16. A method for the treatment and prevention of a disease or disorder in a subject, said method comprising administering to said subject a therapeutically effective amount of the pharmaceutical material of claim 1 or a composition comprising same.

17. A method for preparation of an alumina sol-gel material according to claim 1, the method comprising preparing alumina sol under ultrasonic conditions and treating said sol with at least one labile bioactive agent under conditions sufficient to entrap the bioactive within the sol-gel formed.

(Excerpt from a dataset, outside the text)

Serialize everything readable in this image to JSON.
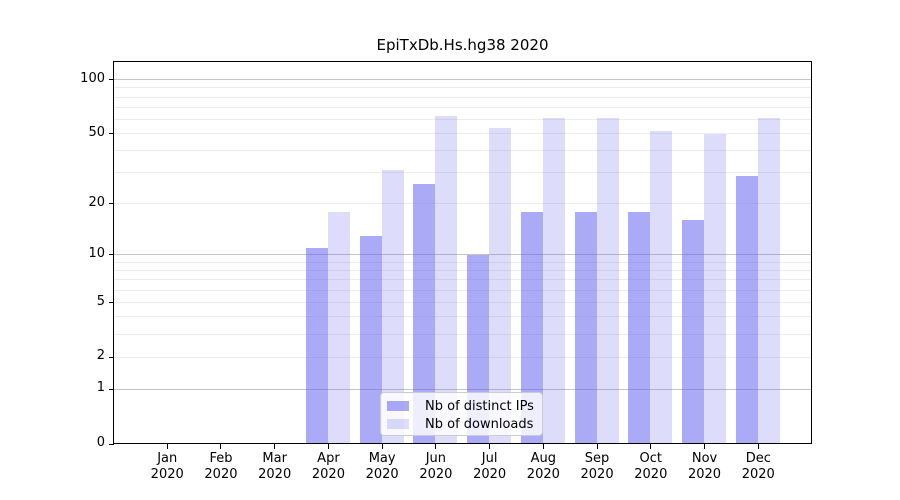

18. A process for endowing thermal stability to a heat-sensitive bioactive, the process comprising reacting the heat-sensitive bioactive material with an ultrasonically prepared alumina sol to afford a hybrid material of alumina sol-gel entrapping, containing, or holding said heat-sensitive bioactive, the hybrid material being heat-stable.

19. A hybrid material comprising alumina sol-gel and at least one heat-sensitive bioactive material, wherein the at least one heat sensitive bioactive material is entrapped within the alumina sol-gel material and having a deactivation temperature at least 10° C. higher as compared to the same heat sensitive bioactive material when free.